That 's the history, gentlemen.”

“Who were they?” demands the flushed Frisbie.

“Ay, ay! who were they?” echoes the virtuous Stephen.

“I a'n't prepared to give evidence on that p'int,
though one or two of 'em is known,” says Gentleman Bill,
significantly.

Frisbie makes a choking effort to speak, and finally
addresses his much-hated neighbor: “Judge Gingerford,
you and I have had some political differences, and perhaps
personal misunderstandings, but about this thing we feel
alike. No man can abominate such proceedings more
than I do.”

“I am relieved to hear you say it,” replies the Judge;
“and, believing that you speak sincerely, I offer you my
hand.”

Frisbie, flustered, could not well refuse this magnanimously
proffered token of reconciliation; and the Judge's
shining behavior shed something of its lustre even upon
him. The spectators were so much affected by this scene,
that Stephen immediately turned and offered his hand to
Gentleman Bill, who wrung it with a sardonic grin.

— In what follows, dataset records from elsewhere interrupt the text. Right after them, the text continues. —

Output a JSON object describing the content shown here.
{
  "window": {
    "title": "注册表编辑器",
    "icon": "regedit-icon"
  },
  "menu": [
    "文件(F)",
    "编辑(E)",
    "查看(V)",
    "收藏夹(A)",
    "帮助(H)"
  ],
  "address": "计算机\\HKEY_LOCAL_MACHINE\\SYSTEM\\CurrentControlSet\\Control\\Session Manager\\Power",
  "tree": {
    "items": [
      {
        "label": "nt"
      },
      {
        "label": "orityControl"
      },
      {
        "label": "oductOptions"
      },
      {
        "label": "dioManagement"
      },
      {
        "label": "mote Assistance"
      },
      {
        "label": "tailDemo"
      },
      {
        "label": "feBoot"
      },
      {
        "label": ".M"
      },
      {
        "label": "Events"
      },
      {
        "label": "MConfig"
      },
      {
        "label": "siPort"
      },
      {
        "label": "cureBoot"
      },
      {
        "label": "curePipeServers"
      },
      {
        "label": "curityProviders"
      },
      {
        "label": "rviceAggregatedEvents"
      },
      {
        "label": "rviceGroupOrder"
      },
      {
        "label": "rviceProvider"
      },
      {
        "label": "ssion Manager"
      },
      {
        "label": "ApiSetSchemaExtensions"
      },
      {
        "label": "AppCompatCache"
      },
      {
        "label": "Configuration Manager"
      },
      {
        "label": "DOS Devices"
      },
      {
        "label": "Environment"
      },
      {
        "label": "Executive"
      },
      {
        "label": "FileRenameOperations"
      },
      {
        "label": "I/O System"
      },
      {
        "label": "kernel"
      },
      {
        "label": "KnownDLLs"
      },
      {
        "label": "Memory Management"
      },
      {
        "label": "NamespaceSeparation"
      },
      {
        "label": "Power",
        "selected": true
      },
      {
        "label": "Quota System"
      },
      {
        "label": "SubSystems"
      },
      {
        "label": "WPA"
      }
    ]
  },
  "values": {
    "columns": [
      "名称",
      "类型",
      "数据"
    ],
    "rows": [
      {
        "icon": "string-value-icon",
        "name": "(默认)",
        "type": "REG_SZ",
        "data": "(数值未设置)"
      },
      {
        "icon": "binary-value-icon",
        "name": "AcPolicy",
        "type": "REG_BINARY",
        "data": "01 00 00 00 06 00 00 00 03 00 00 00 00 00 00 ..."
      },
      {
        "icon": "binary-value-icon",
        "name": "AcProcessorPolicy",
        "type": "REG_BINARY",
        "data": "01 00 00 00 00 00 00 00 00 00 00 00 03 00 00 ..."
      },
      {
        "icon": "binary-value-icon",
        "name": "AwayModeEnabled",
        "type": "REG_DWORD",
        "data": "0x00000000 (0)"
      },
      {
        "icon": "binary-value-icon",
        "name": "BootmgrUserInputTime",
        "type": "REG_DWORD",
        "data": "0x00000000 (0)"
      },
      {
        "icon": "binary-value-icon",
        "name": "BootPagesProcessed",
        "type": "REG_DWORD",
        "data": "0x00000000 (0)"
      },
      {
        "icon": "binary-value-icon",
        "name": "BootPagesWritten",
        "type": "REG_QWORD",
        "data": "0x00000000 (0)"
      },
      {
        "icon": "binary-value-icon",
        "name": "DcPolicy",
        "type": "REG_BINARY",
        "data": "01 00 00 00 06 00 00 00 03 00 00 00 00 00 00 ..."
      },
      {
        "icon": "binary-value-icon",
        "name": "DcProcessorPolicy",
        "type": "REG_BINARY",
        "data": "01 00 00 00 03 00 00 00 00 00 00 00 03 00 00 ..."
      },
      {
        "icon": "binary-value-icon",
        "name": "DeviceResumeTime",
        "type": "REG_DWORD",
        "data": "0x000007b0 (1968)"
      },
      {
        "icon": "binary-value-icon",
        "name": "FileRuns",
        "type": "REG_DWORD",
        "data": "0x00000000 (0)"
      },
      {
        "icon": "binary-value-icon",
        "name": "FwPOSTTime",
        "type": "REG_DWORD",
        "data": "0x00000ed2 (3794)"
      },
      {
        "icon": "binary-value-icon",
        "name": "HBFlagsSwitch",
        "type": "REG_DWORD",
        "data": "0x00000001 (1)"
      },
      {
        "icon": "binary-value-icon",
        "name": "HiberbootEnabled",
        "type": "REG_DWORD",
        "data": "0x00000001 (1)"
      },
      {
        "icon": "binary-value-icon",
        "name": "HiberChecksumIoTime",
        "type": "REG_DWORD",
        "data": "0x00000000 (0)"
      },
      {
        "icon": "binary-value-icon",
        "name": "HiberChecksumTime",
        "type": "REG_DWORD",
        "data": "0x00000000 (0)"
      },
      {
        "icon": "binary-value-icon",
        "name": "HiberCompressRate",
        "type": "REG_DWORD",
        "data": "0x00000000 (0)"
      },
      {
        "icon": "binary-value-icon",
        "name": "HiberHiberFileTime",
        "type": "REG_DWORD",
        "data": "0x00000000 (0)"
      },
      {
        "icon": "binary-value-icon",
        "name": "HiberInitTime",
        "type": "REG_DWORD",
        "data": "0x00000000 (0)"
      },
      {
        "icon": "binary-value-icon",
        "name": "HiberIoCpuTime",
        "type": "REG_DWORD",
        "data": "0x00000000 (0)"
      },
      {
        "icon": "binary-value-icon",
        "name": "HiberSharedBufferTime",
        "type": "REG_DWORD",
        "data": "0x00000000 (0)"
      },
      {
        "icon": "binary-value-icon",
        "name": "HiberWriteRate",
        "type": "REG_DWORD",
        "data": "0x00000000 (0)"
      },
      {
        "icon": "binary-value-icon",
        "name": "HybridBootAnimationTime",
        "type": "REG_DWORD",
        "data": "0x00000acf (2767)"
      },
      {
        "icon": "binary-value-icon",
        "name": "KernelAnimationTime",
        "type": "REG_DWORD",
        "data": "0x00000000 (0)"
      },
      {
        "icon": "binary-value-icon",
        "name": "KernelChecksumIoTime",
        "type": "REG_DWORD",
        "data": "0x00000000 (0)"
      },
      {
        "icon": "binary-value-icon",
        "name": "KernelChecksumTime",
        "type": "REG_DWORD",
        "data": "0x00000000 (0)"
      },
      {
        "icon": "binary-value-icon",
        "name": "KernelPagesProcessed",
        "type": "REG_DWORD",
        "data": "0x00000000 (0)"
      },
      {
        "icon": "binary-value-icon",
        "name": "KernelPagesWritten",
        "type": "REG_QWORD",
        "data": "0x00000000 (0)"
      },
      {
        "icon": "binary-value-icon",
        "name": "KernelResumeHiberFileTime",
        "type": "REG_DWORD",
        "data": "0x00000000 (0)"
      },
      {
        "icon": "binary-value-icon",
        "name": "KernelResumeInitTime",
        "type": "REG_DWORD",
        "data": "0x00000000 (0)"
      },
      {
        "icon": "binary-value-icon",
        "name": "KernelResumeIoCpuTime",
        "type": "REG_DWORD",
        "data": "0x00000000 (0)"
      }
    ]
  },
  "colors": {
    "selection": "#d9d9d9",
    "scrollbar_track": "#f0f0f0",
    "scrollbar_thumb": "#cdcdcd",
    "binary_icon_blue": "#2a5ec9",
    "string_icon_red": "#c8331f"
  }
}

“Excuse me, my friends,” said Frisbie, looking very
apoplectic in the face, “but I left a sick child at home;
I was watching with her when Stephen came to tell me
there was a disturbance in the village.”

“I had heard a noise and gone out to the stable,
thinking it was the horses,” Stephen makes haste to
explain.

“Now, if I can do nothing, I will go back to my
sick child,” adds Frisbie. “What do you think, doctor?”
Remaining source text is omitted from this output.